Por estes dias o termo ‘negativo’ pode ter sido das
palavras mais ansiadas em ver escrito ou de ter ouvido… No entanto, não é desse
‘negativo’ sanitário a que nos queremos referir.
Ora, numa outra lógica da linguagem, por vezes,
surge a proposta de negar duas vezes, na mesma frase, parecendo isso ser algo
positivo. Isto inserir-se-ia naquela asserção (mais ou menos matemática) de que
menos com menos dá mais.
1. Nos tempos mais recentes temos andado entretidos
com fraseologias algo vazias, senão mesmo ocas de significado. Veja-se o que se
diz – na empestada lógica do politicamente correto – de que não há obrigação de
vacinação das populações, mas para ter acesso a uma razoável quantidade de
locais e serviços de possibilidade pública têm de ser apresentados documentos
que obrigam à vacinação e, sem tal ‘livre-trânsito’ imprescindível, fica-se à
porta. Portanto é negada liberdade de não ter sido nem de não querer ser
inoculado…Mas ninguém assume a obrigação. Embora gratuito, assuma-se que não é
facultativo, mas antes benéfico para todos. Fique claro: estou vacinado – a
dose de reforço teve de ser adiada – e submeter-me a teste (embora a custo) não
obsto.
2. Mais uma vez emergiu – com o desenrolar da
campanha para as eleições do final do mês – o fantasma que de que quem não
alinha nas ideias que não sejam de uma certa esquerda não tem direito a ter
opinião nem sequer pode exprimir-se com liberdade, pois esta tem de ter um
rótulo da subserviência a certos valores prefabricados, embora já fora de
validade em muitas latitudes.
Nota-se que há uma grela ideológica onde se tem de
entrar e não alinhar acriticamente não permite ser aceite. Alguns denotam
tiques de nomenclatura orwelliana dos finais do século passado, não permitindo
que certos animais se destaquem dos seus congéneres. Com que subtilezas
ressurgem ciclicamente estas coisas em maré de eleições, sobretudo se estão em
jogo campos ideológicos mais ou menos antagónicos, desde que não se misturem
nas conveniências práticas.
3. Temas não essenciais vão ocupando espaços de longa
discussão, deixando de fora o que mais interessa debater, esclarecer ou mesmo
questionar. Tem algum jeito trazer à liça questiúnculas resolvidas há quase
dois séculos, como a pena de morte ou a prisão perpétua? Os problemas atuais
não cativam mais a atenção de quem precisa de ser educado nas convicções
cívicas? Habilidosos de tal entretenimento gastam parcos minutos em
frentes-a-frentes de gritaria e malcriadez. Qual jogatana de boxe ou combate de
kickboxing somam os pontos após cada disputa…sem atender ao mínimo interesse
dos assuntos, mas não deixando que não consigam dizer nada… Até já dão
pontuações…ridículas, tendenciosas e sem nexo. Será que isso se reverte em
votos ou vale antes desinteresse?
4. Os leques de comentadeiros/as – dizem que têm
carteira de jornalista – parecem não passar de arietes camuflados de forças em
competição. Agora que o povo está novamente em confinamento encapotado, tais
programas podem concorrem ainda mais acentuadamente para a abstenção, pois
quase tudo é parece recesso, vazio e requentado de outras épocas e estações.

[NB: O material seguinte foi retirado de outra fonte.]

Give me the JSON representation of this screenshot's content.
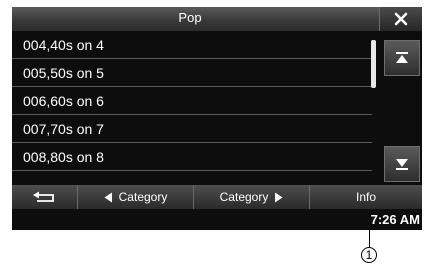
{
  "header": {
    "title": "Pop"
  },
  "list": {
    "items": [
      {
        "label": "004,40s on 4"
      },
      {
        "label": "005,50s on 5"
      },
      {
        "label": "006,60s on 6"
      },
      {
        "label": "007,70s on 7"
      },
      {
        "label": "008,80s on 8"
      }
    ]
  },
  "footer": {
    "back_label": "",
    "prev_category_label": "Category",
    "next_category_label": "Category",
    "info_label": "Info"
  },
  "status": {
    "time": "7:26 AM"
  },
  "annotation": {
    "callout": "1"
  },
  "icons": {
    "close": "close-icon",
    "scroll_top": "scroll-to-top-icon",
    "scroll_bottom": "scroll-to-bottom-icon",
    "back": "back-arrow-icon",
    "prev": "triangle-left-icon",
    "next": "triangle-right-icon"
  }
}
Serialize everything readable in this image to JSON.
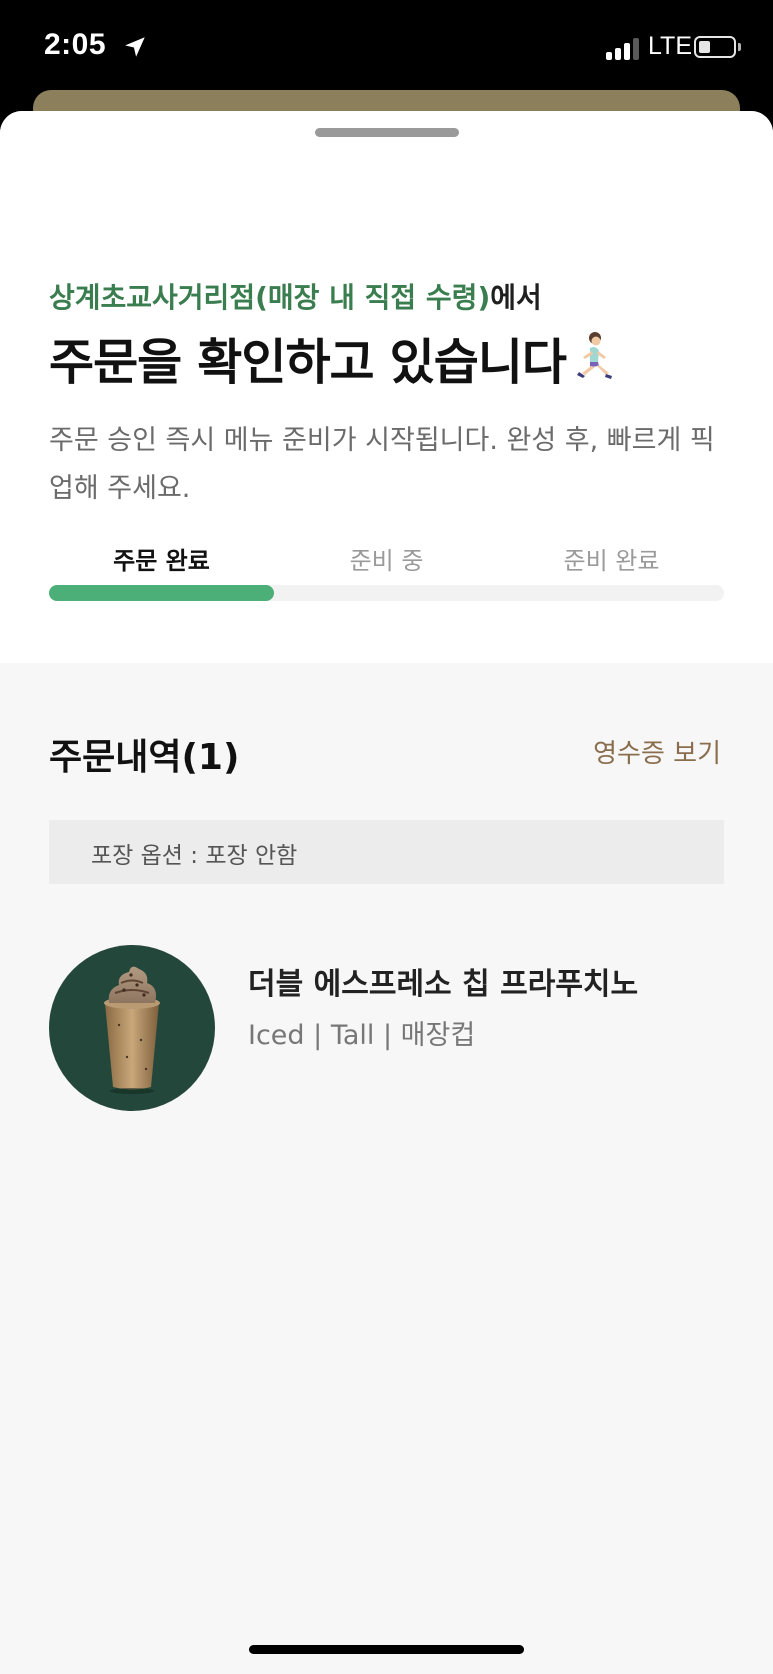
{
  "status_bar": {
    "time": "2:05",
    "network": "LTE",
    "icons": [
      "location-arrow-icon",
      "signal-icon",
      "battery-icon"
    ]
  },
  "order_status": {
    "store_name": "상계초교사거리점(매장 내 직접 수령)",
    "store_suffix": "에서",
    "headline": "주문을 확인하고 있습니다",
    "headline_emoji": "runner-icon",
    "description": "주문 승인 즉시 메뉴 준비가 시작됩니다. 완성 후, 빠르게 픽업해 주세요.",
    "steps": [
      {
        "label": "주문 완료",
        "state": "done"
      },
      {
        "label": "준비 중",
        "state": "todo"
      },
      {
        "label": "준비 완료",
        "state": "todo"
      }
    ],
    "progress_fraction": 0.333
  },
  "order_details": {
    "title": "주문내역(1)",
    "receipt_link": "영수증 보기",
    "packaging_option": "포장 옵션 : 포장 안함",
    "items": [
      {
        "name": "더블 에스프레소 칩 프라푸치노",
        "options": "Iced | Tall | 매장컵",
        "image_icon": "frappuccino-drink-icon"
      }
    ]
  },
  "colors": {
    "accent_green": "#3a7d4f",
    "progress_green": "#4daf78",
    "receipt_brown": "#8a6d4c",
    "item_bg": "#23473a"
  }
}
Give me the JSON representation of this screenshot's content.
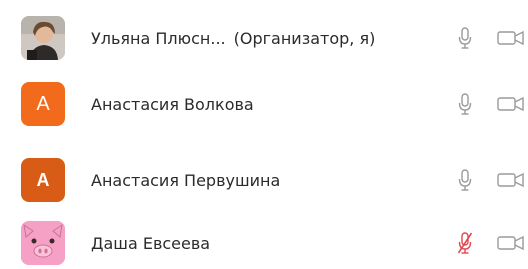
{
  "participants": [
    {
      "name": "Ульяна Плюсн...",
      "role": "(Организатор, я)",
      "avatar": {
        "type": "photo",
        "letter": ""
      },
      "mic": "unmuted",
      "camera": "off"
    },
    {
      "name": "Анастасия Волкова",
      "role": "",
      "avatar": {
        "type": "letter",
        "letter": "A",
        "color": "#f26b1d"
      },
      "mic": "unmuted",
      "camera": "off"
    },
    {
      "name": "Анастасия Первушина",
      "role": "",
      "avatar": {
        "type": "letter",
        "letter": "A",
        "color": "#d95c16"
      },
      "mic": "unmuted",
      "camera": "off"
    },
    {
      "name": "Даша Евсеева",
      "role": "",
      "avatar": {
        "type": "image-pig",
        "letter": ""
      },
      "mic": "muted",
      "camera": "off"
    }
  ],
  "colors": {
    "icon_gray": "#9a9a9a",
    "muted_red": "#e0464f",
    "avatar_orange": "#f26b1d",
    "avatar_orange_dark": "#d95c16"
  }
}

Há uma questão que considero abominável: uns tantos
acham que os votos neles devem valer, mas se forem expressos noutros não têm
idêntica valorização. Felizmente cada um só tem um voto ou será que não é bem
deste modo?
5. Não parece minimamente sério nem credível a
discussão sobre a influência na votação das pessoas que possam estar confinadas
por ocasião das eleições. Certas sugestões continuam a estar eivadas de
marginalização de quem tem de se submetido a restrições em razão do vírus.
Alguns precisariam de não se colocarem acima dessa possibilidade, pois, com tão
rápido contágio, hoje posso ser obrigado a não poder sair de casa, quando ontem
não o previa… Negar a negação pode não servir para tudo nem para todos!